I radiatori posti nelle fiancate non avevano grandi sfoghi d’aria, ma solo delle feritoie superiori, per cui il flusso che veniva orientato verso l’ala posteriore era molto pulito e l’efficienza della monoposto particolarmente elevata.

Si videro alettoni svergolati studiati per le caratteristiche di ogni pista: i tecnici del Cavallino fecero un lavoro di ricerca che non aveva uguali in altri team.
“Però la nostra down force non era pari a quella di Williams e Ligier – ammette Forghieri – pagavamo qualcosa agli inglesi perché ci mancava l’esperienza sulle minigonne. All’epoca si disse che i problemi erano dovuti al motore piatto che non favoriva lo sfogo dei tunnel Venturi: non era vero niente, avevamo raggiunto degli ottimi risultati anche con il boxer”.

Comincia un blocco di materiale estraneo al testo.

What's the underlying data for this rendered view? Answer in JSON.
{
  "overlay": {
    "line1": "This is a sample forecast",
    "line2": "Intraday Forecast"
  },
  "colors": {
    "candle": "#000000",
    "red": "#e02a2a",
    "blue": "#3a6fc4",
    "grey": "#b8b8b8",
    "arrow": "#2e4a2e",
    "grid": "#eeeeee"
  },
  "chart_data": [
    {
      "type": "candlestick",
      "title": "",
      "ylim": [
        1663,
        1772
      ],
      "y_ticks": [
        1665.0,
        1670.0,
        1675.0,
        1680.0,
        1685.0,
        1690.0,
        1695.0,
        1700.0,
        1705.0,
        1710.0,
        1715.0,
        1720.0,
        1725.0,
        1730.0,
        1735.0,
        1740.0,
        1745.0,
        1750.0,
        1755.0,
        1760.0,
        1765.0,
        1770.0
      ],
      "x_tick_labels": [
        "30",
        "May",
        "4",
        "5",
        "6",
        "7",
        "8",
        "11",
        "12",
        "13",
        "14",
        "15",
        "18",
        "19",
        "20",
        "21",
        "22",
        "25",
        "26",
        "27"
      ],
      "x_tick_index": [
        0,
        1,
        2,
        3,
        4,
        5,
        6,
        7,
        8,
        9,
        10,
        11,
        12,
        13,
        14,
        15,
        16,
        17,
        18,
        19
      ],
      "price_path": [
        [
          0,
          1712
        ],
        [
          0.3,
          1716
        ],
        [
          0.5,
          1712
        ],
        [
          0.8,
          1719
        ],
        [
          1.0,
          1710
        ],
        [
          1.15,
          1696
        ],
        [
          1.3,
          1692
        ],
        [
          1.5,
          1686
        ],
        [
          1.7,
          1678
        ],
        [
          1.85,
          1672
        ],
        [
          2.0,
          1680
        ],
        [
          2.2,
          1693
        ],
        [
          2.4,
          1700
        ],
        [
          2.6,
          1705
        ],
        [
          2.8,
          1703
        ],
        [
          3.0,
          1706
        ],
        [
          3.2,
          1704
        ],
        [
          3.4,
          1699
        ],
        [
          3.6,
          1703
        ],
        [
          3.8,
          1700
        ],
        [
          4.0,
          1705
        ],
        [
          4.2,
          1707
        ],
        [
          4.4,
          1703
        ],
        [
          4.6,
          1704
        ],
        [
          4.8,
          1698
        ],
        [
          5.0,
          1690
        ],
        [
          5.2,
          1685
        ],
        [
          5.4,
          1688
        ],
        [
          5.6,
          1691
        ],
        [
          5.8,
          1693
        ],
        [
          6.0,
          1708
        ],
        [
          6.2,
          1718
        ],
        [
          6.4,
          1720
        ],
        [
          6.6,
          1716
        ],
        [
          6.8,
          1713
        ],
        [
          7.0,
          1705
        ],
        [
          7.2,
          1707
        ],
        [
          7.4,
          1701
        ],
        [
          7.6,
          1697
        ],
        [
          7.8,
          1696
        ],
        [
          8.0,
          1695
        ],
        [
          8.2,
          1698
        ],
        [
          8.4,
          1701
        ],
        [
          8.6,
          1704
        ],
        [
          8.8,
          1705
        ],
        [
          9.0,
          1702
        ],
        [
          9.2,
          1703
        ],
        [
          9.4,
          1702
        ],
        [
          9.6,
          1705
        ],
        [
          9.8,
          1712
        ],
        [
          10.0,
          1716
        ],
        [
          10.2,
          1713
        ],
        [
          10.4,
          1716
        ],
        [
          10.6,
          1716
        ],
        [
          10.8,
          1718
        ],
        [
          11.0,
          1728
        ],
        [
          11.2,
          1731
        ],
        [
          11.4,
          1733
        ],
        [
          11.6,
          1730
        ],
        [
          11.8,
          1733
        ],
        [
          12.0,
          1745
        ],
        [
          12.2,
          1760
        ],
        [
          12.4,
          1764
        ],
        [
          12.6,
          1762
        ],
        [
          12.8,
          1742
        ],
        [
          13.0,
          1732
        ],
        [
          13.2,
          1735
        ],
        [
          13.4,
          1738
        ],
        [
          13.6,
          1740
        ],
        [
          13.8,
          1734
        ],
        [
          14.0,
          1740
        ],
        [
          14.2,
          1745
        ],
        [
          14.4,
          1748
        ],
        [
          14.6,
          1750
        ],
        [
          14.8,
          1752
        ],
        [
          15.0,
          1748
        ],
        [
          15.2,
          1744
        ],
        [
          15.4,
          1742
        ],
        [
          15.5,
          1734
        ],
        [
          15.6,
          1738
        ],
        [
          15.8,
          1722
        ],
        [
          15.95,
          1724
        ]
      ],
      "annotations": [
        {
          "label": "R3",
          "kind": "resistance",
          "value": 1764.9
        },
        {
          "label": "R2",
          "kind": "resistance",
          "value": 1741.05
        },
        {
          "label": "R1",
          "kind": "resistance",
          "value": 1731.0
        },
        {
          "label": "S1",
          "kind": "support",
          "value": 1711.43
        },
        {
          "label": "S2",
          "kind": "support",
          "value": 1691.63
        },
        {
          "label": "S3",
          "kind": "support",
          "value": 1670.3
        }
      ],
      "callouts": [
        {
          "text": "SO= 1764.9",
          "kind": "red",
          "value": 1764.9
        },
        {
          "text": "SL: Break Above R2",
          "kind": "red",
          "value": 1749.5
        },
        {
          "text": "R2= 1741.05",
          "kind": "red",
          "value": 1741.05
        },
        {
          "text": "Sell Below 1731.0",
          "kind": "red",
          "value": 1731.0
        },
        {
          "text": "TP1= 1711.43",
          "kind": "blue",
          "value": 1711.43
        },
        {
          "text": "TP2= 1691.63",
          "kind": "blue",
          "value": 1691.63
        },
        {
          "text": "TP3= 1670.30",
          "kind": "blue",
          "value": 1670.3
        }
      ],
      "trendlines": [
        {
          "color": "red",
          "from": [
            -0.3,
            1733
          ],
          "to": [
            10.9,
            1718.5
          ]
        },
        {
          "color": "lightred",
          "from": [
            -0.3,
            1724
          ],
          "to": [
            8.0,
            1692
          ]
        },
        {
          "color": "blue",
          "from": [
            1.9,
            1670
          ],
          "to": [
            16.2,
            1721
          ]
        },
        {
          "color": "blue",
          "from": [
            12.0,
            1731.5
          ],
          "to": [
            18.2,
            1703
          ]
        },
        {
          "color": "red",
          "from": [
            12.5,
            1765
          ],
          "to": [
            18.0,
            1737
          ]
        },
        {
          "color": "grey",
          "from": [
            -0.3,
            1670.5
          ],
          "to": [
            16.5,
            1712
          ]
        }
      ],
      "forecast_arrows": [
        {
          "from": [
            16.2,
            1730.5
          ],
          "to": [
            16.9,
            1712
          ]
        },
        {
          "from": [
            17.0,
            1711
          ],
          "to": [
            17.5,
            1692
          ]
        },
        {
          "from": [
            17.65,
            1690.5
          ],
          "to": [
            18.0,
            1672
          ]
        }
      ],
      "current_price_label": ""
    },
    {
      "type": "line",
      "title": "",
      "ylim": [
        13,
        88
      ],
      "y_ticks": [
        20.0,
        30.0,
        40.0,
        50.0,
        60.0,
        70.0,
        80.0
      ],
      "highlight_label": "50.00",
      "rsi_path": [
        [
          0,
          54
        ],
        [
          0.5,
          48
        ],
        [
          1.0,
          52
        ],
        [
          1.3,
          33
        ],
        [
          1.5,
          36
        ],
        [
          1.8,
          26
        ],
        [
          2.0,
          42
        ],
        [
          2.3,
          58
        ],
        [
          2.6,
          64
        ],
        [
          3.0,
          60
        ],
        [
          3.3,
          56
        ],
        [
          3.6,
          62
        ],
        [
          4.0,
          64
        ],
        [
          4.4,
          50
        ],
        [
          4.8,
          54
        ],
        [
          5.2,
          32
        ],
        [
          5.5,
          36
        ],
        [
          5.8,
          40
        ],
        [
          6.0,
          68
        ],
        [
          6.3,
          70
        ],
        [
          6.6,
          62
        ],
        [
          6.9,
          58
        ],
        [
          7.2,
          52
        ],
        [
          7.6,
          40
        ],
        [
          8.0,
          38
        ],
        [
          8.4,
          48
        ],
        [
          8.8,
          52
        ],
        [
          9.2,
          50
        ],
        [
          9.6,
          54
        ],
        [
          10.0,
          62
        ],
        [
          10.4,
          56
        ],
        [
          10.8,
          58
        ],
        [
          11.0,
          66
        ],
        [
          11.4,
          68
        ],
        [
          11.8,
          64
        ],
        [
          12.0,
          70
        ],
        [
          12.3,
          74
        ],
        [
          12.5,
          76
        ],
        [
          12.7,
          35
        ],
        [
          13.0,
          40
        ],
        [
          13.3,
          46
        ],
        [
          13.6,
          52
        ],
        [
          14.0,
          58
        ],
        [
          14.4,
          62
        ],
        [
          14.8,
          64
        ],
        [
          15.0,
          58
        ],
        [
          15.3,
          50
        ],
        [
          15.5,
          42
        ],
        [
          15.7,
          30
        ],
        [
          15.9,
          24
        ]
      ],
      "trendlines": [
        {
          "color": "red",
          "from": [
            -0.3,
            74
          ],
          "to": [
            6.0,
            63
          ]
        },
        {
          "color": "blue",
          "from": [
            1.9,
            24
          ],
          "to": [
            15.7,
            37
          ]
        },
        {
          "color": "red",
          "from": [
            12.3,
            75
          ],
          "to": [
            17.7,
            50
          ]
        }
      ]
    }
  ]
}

E allora i problemi da cosa derivavano?
“E’ molto semplice – rivela Forghieri – gli inglesi avevano trovato un sistema affinché le minigonne restassero sempre sigillate al terreno, mentre noi sulle piste veloci e con dei sobbalzi come Brands Hatch ci trovavamo in difficoltà perché la bandella restava alzata sulle gibbosità e perdevamo molto carico all’improvviso”.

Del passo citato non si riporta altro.